An article and accompanying editorial in this week's JAMA look at guest authorship and ghostwriting in publications related to rofecoxib (better known as Vioxx, produced by Merck). Guest authorship was defined as an author that does not meet authorship criteria. The Uniform Requirements for Manuscripts to Biomedical Journals from the International Commitee of Medical Journal Editors (ICMJE) define authorship as follows:
Authorship credit should be based on
1) substantial contributions to conception and design, or acquisition of data, or analysis and interpretation of data;
2) drafting the article or revising it critically for important intellectual content; and
3) final approval of the version to be published.

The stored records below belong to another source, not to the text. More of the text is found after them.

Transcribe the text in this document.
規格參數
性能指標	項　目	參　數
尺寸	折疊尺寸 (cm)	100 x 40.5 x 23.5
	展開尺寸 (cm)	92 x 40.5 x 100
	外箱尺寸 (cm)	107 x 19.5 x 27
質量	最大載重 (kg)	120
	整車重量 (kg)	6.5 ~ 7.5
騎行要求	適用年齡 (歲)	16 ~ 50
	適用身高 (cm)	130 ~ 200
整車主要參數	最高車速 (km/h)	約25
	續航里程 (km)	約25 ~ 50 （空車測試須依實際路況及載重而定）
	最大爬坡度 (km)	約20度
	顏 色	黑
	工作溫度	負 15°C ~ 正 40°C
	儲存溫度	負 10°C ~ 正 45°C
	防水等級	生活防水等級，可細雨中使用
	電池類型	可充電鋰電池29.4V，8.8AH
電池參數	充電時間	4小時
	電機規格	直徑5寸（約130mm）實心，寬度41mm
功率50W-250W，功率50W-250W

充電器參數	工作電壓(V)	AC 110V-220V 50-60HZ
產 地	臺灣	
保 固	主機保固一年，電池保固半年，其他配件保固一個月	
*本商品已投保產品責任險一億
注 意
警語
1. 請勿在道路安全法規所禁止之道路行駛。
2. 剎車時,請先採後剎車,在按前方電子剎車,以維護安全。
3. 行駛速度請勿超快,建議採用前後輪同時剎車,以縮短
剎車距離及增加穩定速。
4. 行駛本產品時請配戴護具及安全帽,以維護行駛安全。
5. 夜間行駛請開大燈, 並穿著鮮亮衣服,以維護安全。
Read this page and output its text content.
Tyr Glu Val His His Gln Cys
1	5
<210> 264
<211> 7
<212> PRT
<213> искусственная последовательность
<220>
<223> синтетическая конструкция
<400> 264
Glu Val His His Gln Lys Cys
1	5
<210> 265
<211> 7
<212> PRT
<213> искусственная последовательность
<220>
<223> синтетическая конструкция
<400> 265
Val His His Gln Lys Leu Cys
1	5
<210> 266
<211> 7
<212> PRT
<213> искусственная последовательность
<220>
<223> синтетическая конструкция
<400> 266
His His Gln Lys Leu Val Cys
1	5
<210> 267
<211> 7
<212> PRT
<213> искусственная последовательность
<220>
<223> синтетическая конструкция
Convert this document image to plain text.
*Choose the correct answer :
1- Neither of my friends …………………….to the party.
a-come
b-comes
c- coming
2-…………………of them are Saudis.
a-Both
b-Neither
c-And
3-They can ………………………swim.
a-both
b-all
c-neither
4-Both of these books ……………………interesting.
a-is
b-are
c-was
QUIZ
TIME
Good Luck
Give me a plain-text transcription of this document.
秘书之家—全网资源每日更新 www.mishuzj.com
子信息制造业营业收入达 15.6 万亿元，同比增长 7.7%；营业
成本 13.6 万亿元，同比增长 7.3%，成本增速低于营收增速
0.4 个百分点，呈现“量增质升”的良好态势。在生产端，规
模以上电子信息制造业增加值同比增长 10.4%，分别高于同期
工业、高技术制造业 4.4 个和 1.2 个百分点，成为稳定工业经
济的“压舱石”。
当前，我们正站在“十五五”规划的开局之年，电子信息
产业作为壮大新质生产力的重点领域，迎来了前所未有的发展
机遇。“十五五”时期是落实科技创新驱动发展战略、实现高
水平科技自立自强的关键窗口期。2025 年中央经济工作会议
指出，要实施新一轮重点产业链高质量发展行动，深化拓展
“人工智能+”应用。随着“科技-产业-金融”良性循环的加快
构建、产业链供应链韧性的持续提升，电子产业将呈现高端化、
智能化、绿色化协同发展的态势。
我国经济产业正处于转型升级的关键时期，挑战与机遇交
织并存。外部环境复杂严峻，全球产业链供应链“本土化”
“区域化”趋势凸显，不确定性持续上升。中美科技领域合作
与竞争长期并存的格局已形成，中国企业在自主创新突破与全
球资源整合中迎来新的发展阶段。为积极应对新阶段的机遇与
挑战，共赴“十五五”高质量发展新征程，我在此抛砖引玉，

Authors should meet conditions 1, 2, and 3.
Ghostwriting was defined as the failure to designate an individual that made significant contributions to the research or writing of a manuscript.
The JAMA article did a systematic analysis of the court documents obtained during litigation related to rofecoxib. Guest authorship was identified in 16% of research articles and 26% of review articles; ghostwriting was identified in 13% of research articles and 10% of review articles. The editorial in the same issue is called Impugning the Integrity of Medical Science: The Adverse Effects of Industry Influence and dicusses this article as well an another article called Reporting Mortality Findings in Trials of Rofecoxib for Alzheimer Disease or Cognitive Impairment in the same issue. The editorial proposes that drastic action is necessary and includes a list of 11 measures.
Criteria for authorship and disclosure of financial interests are clearly defined not only by the ICMJE, but also by the World Association of Medical Editors (WAME) and by most journals. And the European Medical Writers Association (EMWA) has published guidelines on the role of medical writers in peer-reviewed publications. As medical writers usually don't fulfill the authorship criteria defined above (with the possible exception of review articles), they should rather be acknowledged. The EMWA guidelines propose the following wording:
We thank Dr Jane Doe who provided medical writing services on behalf of XYZ Pharmaceuticals Ltd.
The rules are clear and it is also clear that there will be violations of these rules. Guest authorship and ghostwriting are probably common practices, not only in publications supported by drug companies. Typical examples would be the inclusion of the department head that did little more than to provide financial support or the exclusion of the technician that did critical experiments but is not acknowledged. Cases of suspected guest authorship or ghostwriting should be taken seriously and the papers in JAMA will ignite a renewed discussion on these topics.